Belonging — The screen-filtered world we live and work in has made us crave social connection and belonging. Many in the workforce are looking for communities of like-minded individuals to build relationships and further their professional growth. While this is a mainstay of associations, these online communities provide a smorgasbord of ways to connect immediately — large, medium, and small groups, and subsets by industry, role, identity, and more. We all belong to more than one group in our lives and these communities give members a chance to find multiple ways to engage in genuine interactions.

Personalization and control — Giving members control over their experience is key to keeping them engaged in the community. The most exciting feature of even the biggest membership communities is what can be called a “core group,” a small cohort of vetted individuals who meet regularly, online or in person, often with a professional coach — interactions that help members with their specific challenges. As with any relationship, members aren’t only receivers, they also give advice and can act as a mentor within the group.

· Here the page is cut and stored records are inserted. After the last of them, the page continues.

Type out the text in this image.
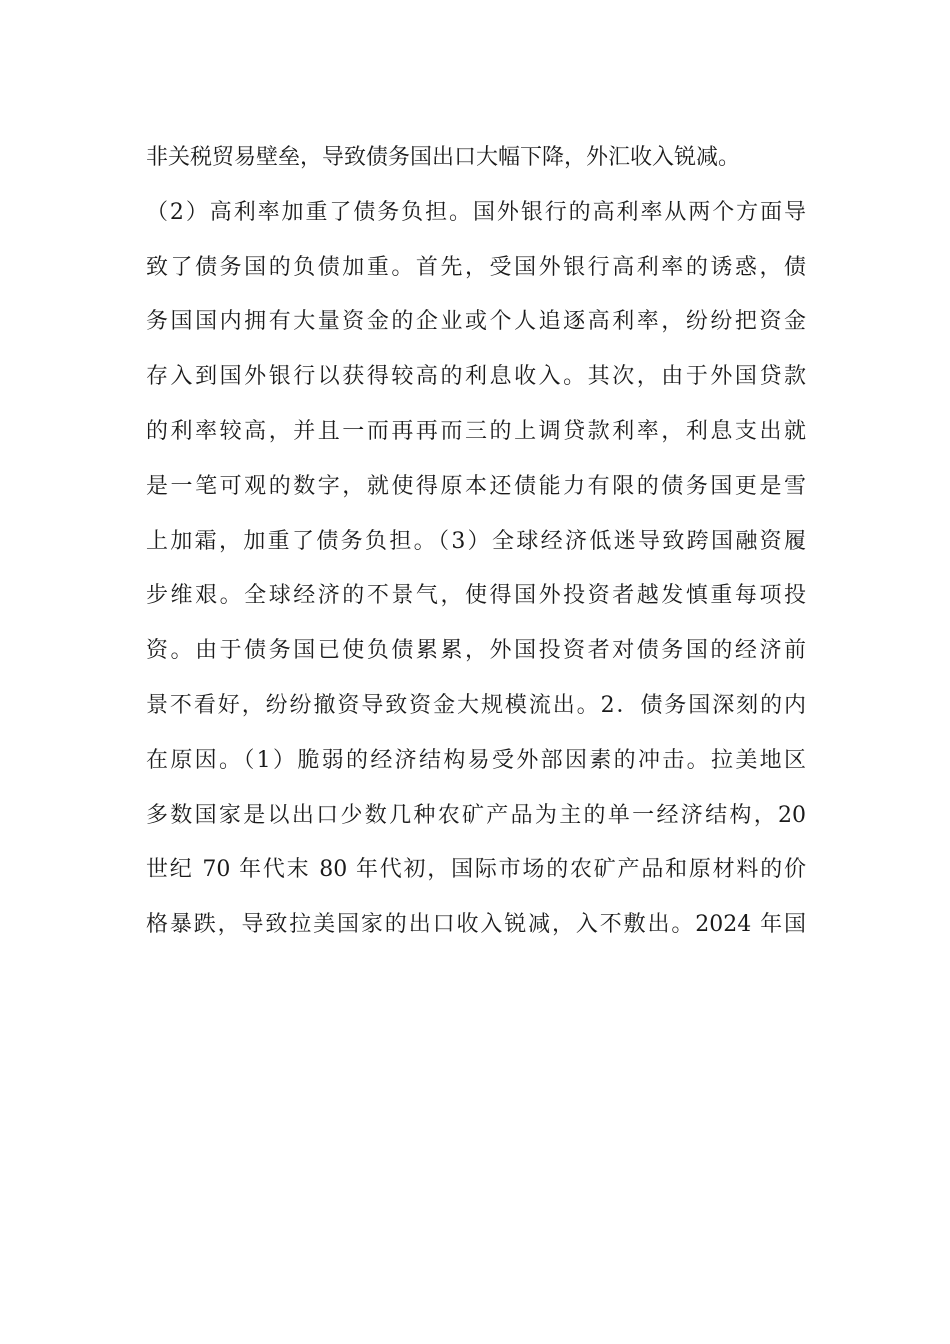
非关税贸易壁垒，导致债务国出口大幅下降，外汇收入锐减。
（2）高利率加重了债务负担。国外银行的高利率从两个方面导
致了债务国的负债加重。首先，受国外银行高利率的诱惑，债
务国国内拥有大量资金的企业或个人追逐高利率，纷纷把资金
存入到国外银行以获得较高的利息收入。其次，由于外国贷款
的利率较高，并且一而再再而三的上调贷款利率，利息支出就
是一笔可观的数字，就使得原本还债能力有限的债务国更是雪
上加霜，加重了债务负担。（3）全球经济低迷导致跨国融资履
步维艰。全球经济的不景气，使得国外投资者越发慎重每项投
资。由于债务国已使负债累累，外国投资者对债务国的经济前
景不看好，纷纷撤资导致资金大规模流出。2．债务国深刻的内
在原因。（1）脆弱的经济结构易受外部因素的冲击。拉美地区
多数国家是以出口少数几种农矿产品为主的单一经济结构，20
世纪 70 年代末 80 年代初，国际市场的农矿产品和原材料的价
格暴跌，导致拉美国家的出口收入锐减，入不敷出。2024 年国
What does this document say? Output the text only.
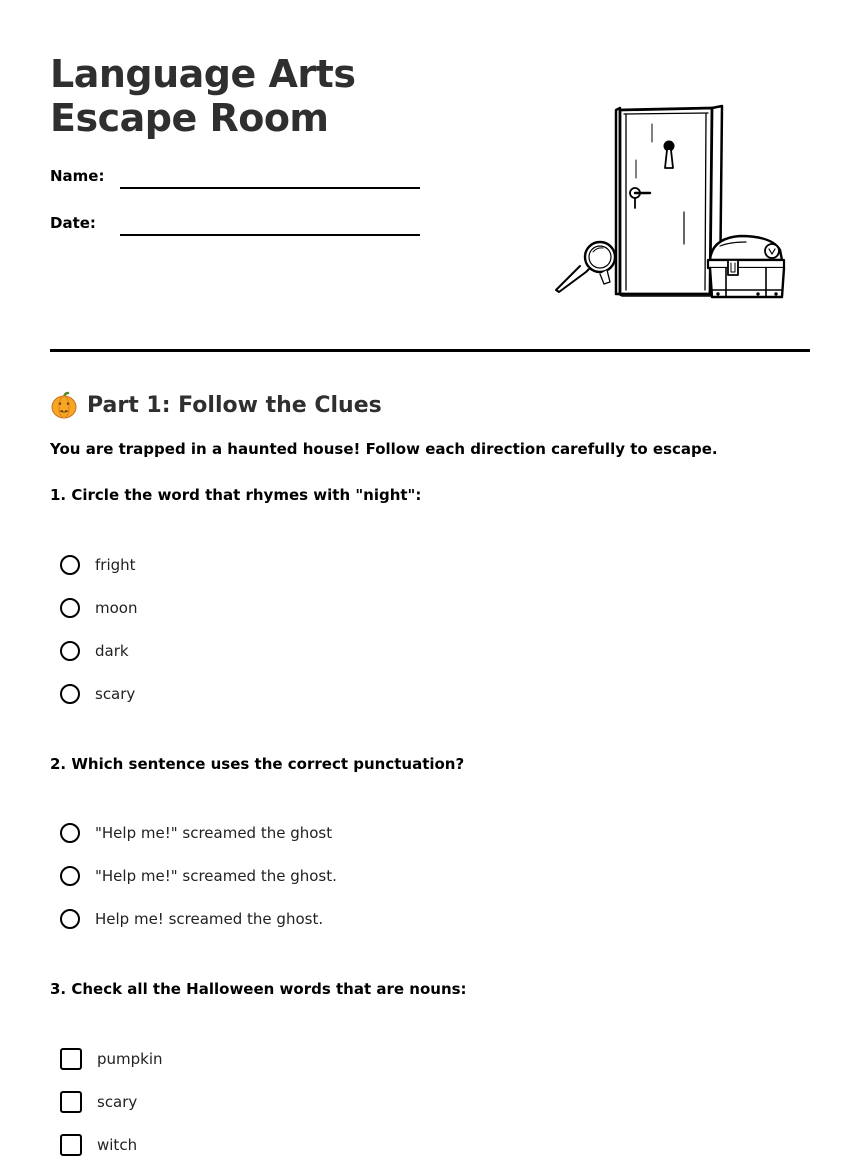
Language Arts Escape Room
Name:
Date:
Part 1: Follow the Clues
You are trapped in a haunted house! Follow each direction carefully to escape.
1. Circle the word that rhymes with "night":
fright
moon
dark
scary
2. Which sentence uses the correct punctuation?
"Help me!" screamed the ghost
"Help me!" screamed the ghost.
Help me! screamed the ghost.
3. Check all the Halloween words that are nouns:
pumpkin
scary
witch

In addition, the work-focused communities often offer curated professional development and other resources on demand, so members can grow at their own pace. They can also choose to attend online and in-person events.

Organic networking — Speaking of in-person events: For a lot of professionals, especially those who’ve had most of their professional conversations over Zoom, networking in person can be difficult and anxiety-ridden. Finding a supportive community that starts online and then moves into the “real world” can help make in-person events more productive because conversations will start more naturally and easily.

Humanization — Not only is the humanity of each member acknowledged with personalization, belonging, and authentic networking, but the communities themselves are marketed on their own humanity. Many of these communities have been started by one person or a small group of founders. Whether it’s a Peloton instructor or a successful startup entrepreneur, the personality behind a community plays a big role in attracting members. The websites tend to feature the photos, names, and bios of the creators, certain workshop or masterclass presenters, and highlighted members.

young people at dinner event

Members of Hampton, a paid membership network for entrepreneurs, founders, and CEOs, enjoy a dinner event. (Courtesy of Hampton)

Create a Community

There are many ways to leverage membership community values to attract audiences to our events. Here are six:

  1. Facilitate connections that extend beyond the event — before and after.
  2. Include names and pictures of event hosts or executive committee members on your website and in your marketing materials.
  3. Ensure networking isn’t confined to traditional spaces or just the days of the event.
  4. Offer on-demand content for registrants after the conference.
  5. Speak their language — don’t use jargon or outdated marketing messages.
  6. Consider identifying and reaching out to existing communities that align with your target audience to collaborate on content and opportunities.

Nadia Bennet is a copywriter at mdg, A Freeman Company, a full-service marketing and public relations firm specializing in B2B events.